La structure du roman se révèle plutôt complexe : les douze chapitres du livre que l’on peut dénombrer, correspondant à la narration ou récit-cadre se combinent aux 7 « histoires » contées à Salomé par Bitna, la narratrice. Ces combinaisons s’effectuent de différentes façons : la majorité des chapitres (les 1er, 3ème, 5ème, 6ème, 7ème, 8ème, 9ème, 10ème, 11ème et 12ème) se suffisent à eux-mêmes et correspondent, sauf exception, au récit-cadre ; d’autres (les 2ème et 4ème) incluent des suites d’une histoire racontée. Enfin, si les deux premières histoires (intitulées comme telles par la narratrice), débutent en étant indépendantes des chapitres du récit-cadre, elles se poursuivent en étant insérées dans certains chapitres de ce dernier ; ce procédé devenant de plus en plus récurrent au fur et à mesure de la progression de l’ouvrage. Le jeu de ces combinaisons est très complexe : le lecteur assiste à de véritables encastrements d’éléments de récit et d’histoires racontées à Salomé. Toutes les histoires racontées à Salomé vont être alors mêlées, voire souvent entremêlées, au récit-cadre (que ce soit à partir d’un chapitre de celui-ci ou débutant comme telles et faisant la place à des éléments de la narration de base pour être ensuite reprises et poursuivies).
Il convient de souligner que les différents chapitres du récit comme la majorité des histoires ne sont pas numérotés : le lecteur est invité, comme Salomé sans doute, à se fondre dans ce que raconte le livre, dans les différents plans de fiction emboîtés les uns dans les autres, à se laisser aller à écouter simplement le texte du livre. Seules les histoires ou parties d’histoires sont datées (exemple : « histoire contée à Salomé, avril 2016 »). Les histoires, datées d’avril 2016 à avril 2017, se poursuivent sur une durée d’un an seulement.

Ce qui pourrait ressembler à une recherche littéraire formelle de la part de l’auteur (rappelons que ses premiers ouvrages, dans les années 60 et 70, s’inscrivaient dans qui a été appelé « le Nouveau roman »), semble correspondre à une certaine vision du monde où les frontières entre fiction et réalité, entre vérité et mensonge peuvent s’effacer ou devenir floues … Le lecteur (comme Salomé et même la narratrice) est conduit là où la parole de la conteuse l’emmène… La fiction des histoires s’insère dans la fiction première que constitue le récit par Bitna de sa vie, parfois même jusqu’à des sortes de mise en abyme (la même histoire racontée dans une histoire contée par exemple). Une place capitale est donnée dans le roman à la parole : constitutive des relations humaines, présente dans les mythologies et la culture. C’est ce qui m’a sans doute donné l’envie de parler de cet ouvrage aujourd’hui…

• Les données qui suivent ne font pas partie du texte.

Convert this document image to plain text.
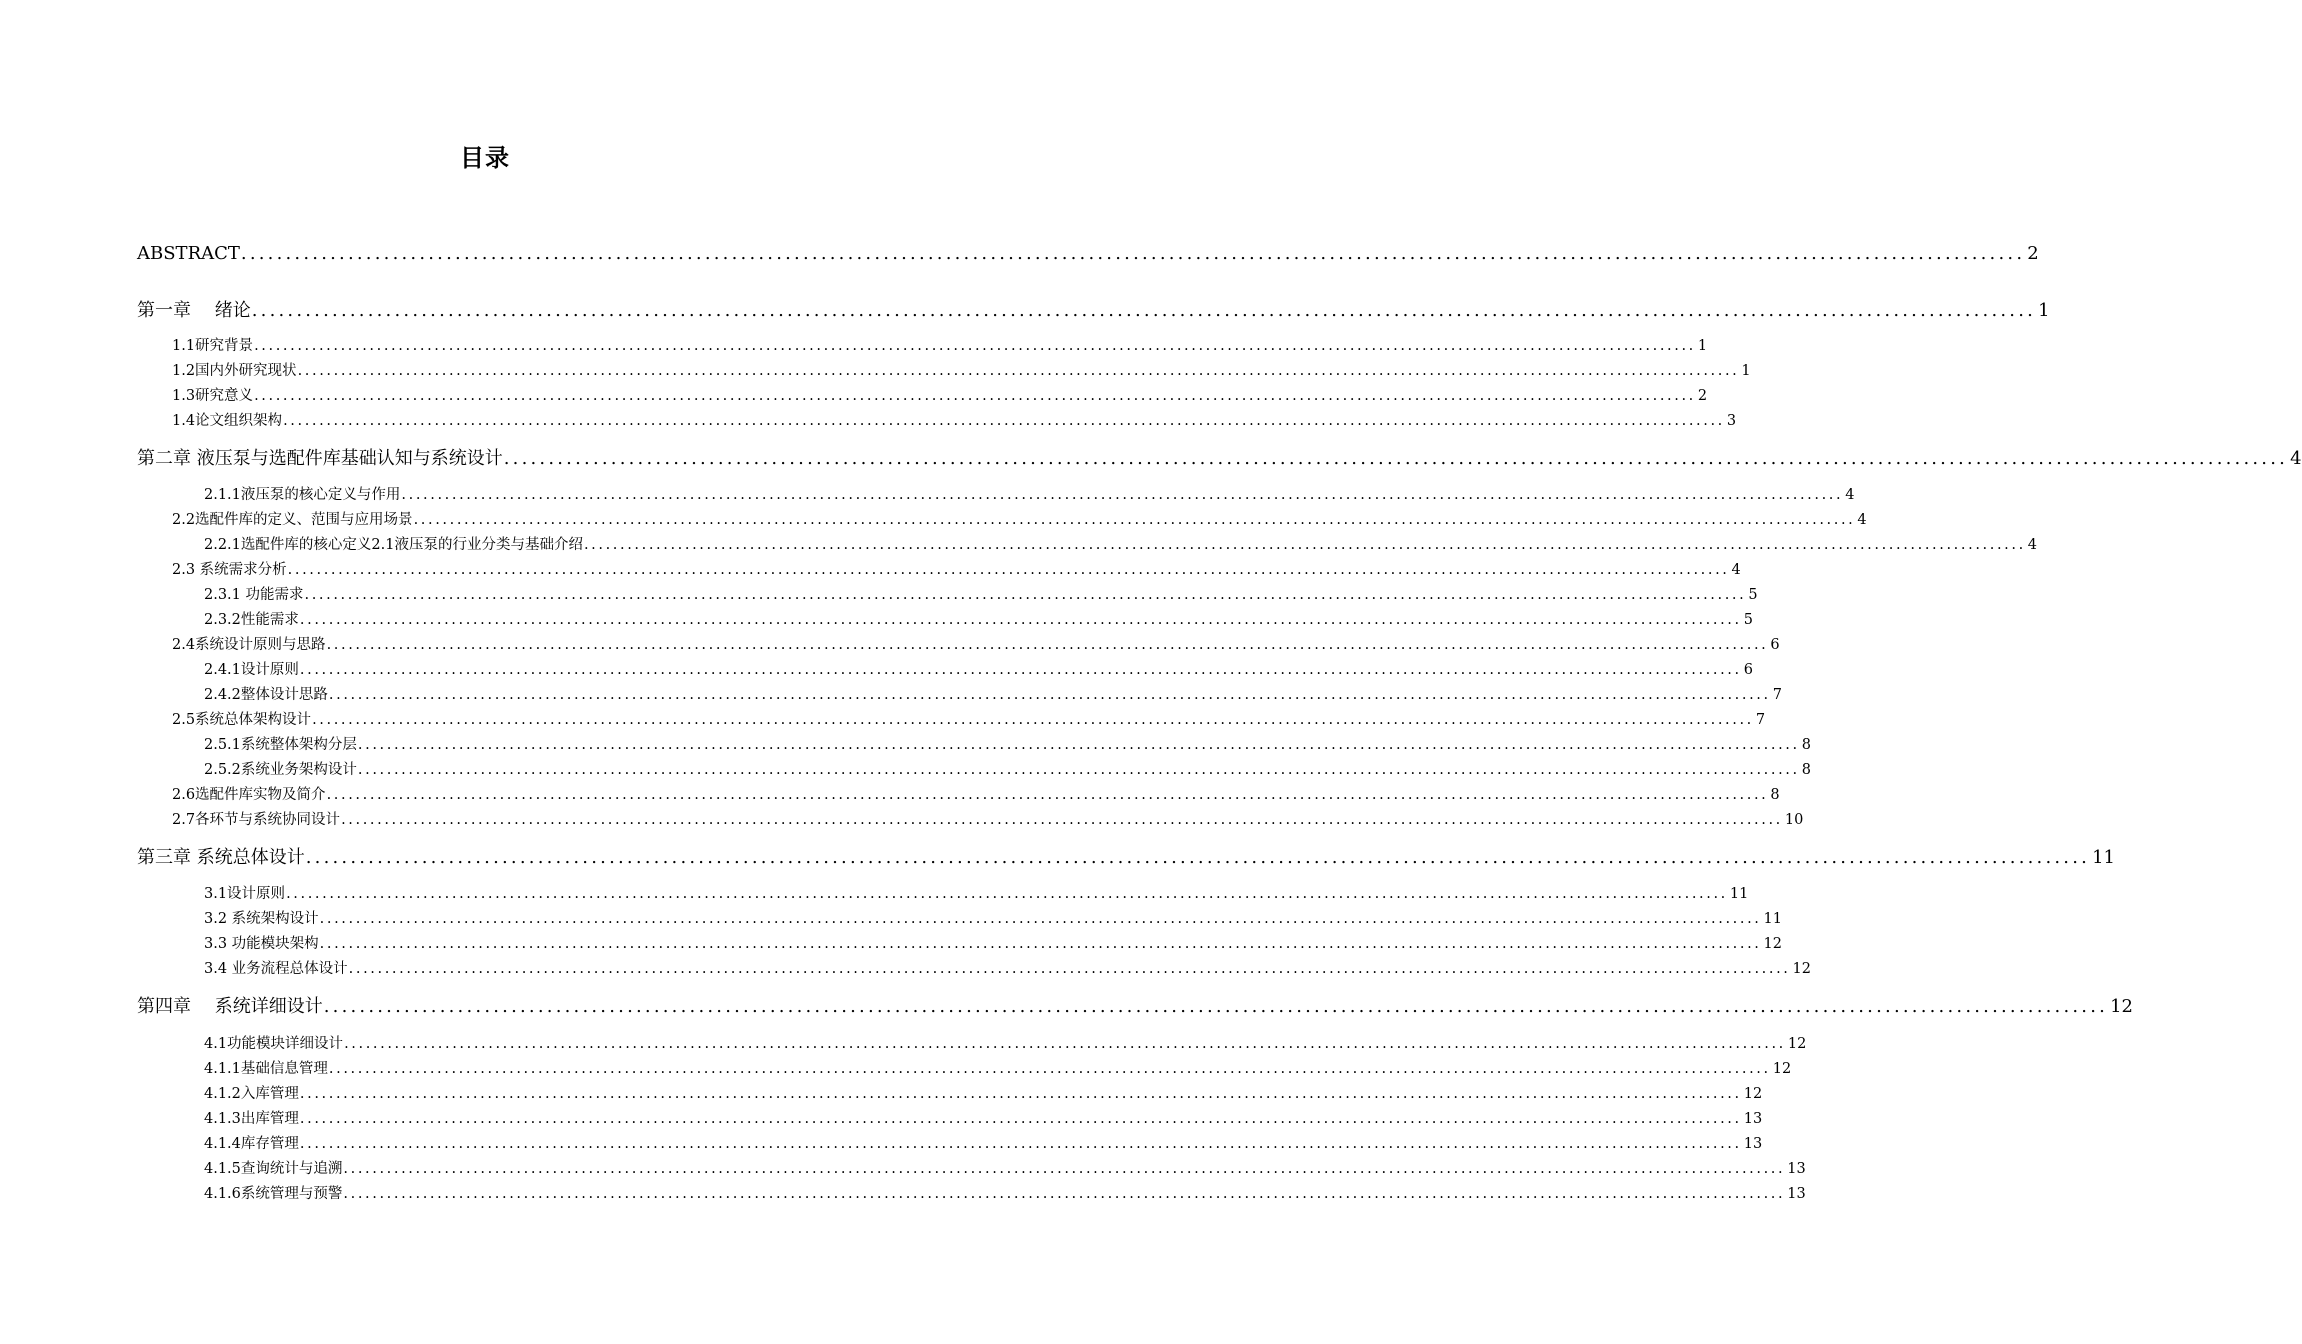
目录
ABSTRACT ........................................................................................................................................................................................................ 2
第一章　 绪论 ........................................................................................................................................................................................................ 1
1.1研究背景 ........................................................................................................................................................................................................ 1
1.2国内外研究现状 ........................................................................................................................................................................................................ 1
1.3研究意义 ........................................................................................................................................................................................................ 2
1.4论文组织架构 ........................................................................................................................................................................................................ 3
第二章 液压泵与选配件库基础认知与系统设计 ........................................................................................................................................................................................................ 4
2.1.1液压泵的核心定义与作用 ........................................................................................................................................................................................................ 4
2.2选配件库的定义、范围与应用场景 ........................................................................................................................................................................................................ 4
2.2.1选配件库的核心定义2.1液压泵的行业分类与基础介绍 ........................................................................................................................................................................................................ 4
2.3 系统需求分析 ........................................................................................................................................................................................................ 4
2.3.1 功能需求 ........................................................................................................................................................................................................ 5
2.3.2性能需求 ........................................................................................................................................................................................................ 5
2.4系统设计原则与思路 ........................................................................................................................................................................................................ 6
2.4.1设计原则 ........................................................................................................................................................................................................ 6
2.4.2整体设计思路 ........................................................................................................................................................................................................ 7
2.5系统总体架构设计 ........................................................................................................................................................................................................ 7
2.5.1系统整体架构分层 ........................................................................................................................................................................................................ 8
2.5.2系统业务架构设计 ........................................................................................................................................................................................................ 8
2.6选配件库实物及简介 ........................................................................................................................................................................................................ 8
2.7各环节与系统协同设计 ........................................................................................................................................................................................................ 10
第三章 系统总体设计 ........................................................................................................................................................................................................ 11
3.1设计原则 ........................................................................................................................................................................................................ 11
3.2 系统架构设计 ........................................................................................................................................................................................................ 11
3.3 功能模块架构 ........................................................................................................................................................................................................ 12
3.4 业务流程总体设计 ........................................................................................................................................................................................................ 12
第四章　 系统详细设计 ........................................................................................................................................................................................................ 12
4.1功能模块详细设计 ........................................................................................................................................................................................................ 12
4.1.1基础信息管理 ........................................................................................................................................................................................................ 12
4.1.2入库管理 ........................................................................................................................................................................................................ 12
4.1.3出库管理 ........................................................................................................................................................................................................ 13
4.1.4库存管理 ........................................................................................................................................................................................................ 13
4.1.5查询统计与追溯 ........................................................................................................................................................................................................ 13
4.1.6系统管理与预警 ........................................................................................................................................................................................................ 13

On peut lire ce livre comme l’itinéraire personnel d’une très jeune femme, celui des changements qui s’opèrent dans son psychisme entre ses 18 et ses 19 ans et qui l’amènent à reconsidérer son rapport aux autres, au monde et à elle-même. Il s’inscrit sans doute dans la veine des romans initiatiques, initiation de la narratrice à une nouvelle compréhension d’elle-même et du monde qui l’entoure, avec peut-être la conquête d’une liberté à laquelle elle n’avait pas accès auparavant.  « Libre », « liberté », sont en effet des signifiants récurrents dans l’ouvrage aussi bien dans le récit-cadre que dans les histoires contées.

Pour cette présentation, j’ai pris le parti de ne pas faire référence à JMG Le Clézio pour tenir compte du seul texte écrit, à écouter donc, comme le conçoit ou le suggère l’argument de cette journée, comme un analyste écoute la parole de son analysant, avec ses effets d’associations, de déplacements, de découverte d’un insu…

Mon exposé sera consacré à la relation duelle particulière qui s’établit entre Bitna et Salomé, à son évolution au cours du roman ; je tenterai de faire émerger ce qui peut l’apparenter à un transfert au sens psychanalytique du terme, dans une situation qui, certes, n’est pas une situation d’analyse. Il m’a semblé que l’itinéraire psychique de Bitna peut s’entendre comme une aventure transférentielle. C’est l’idée directrice de mon exposé.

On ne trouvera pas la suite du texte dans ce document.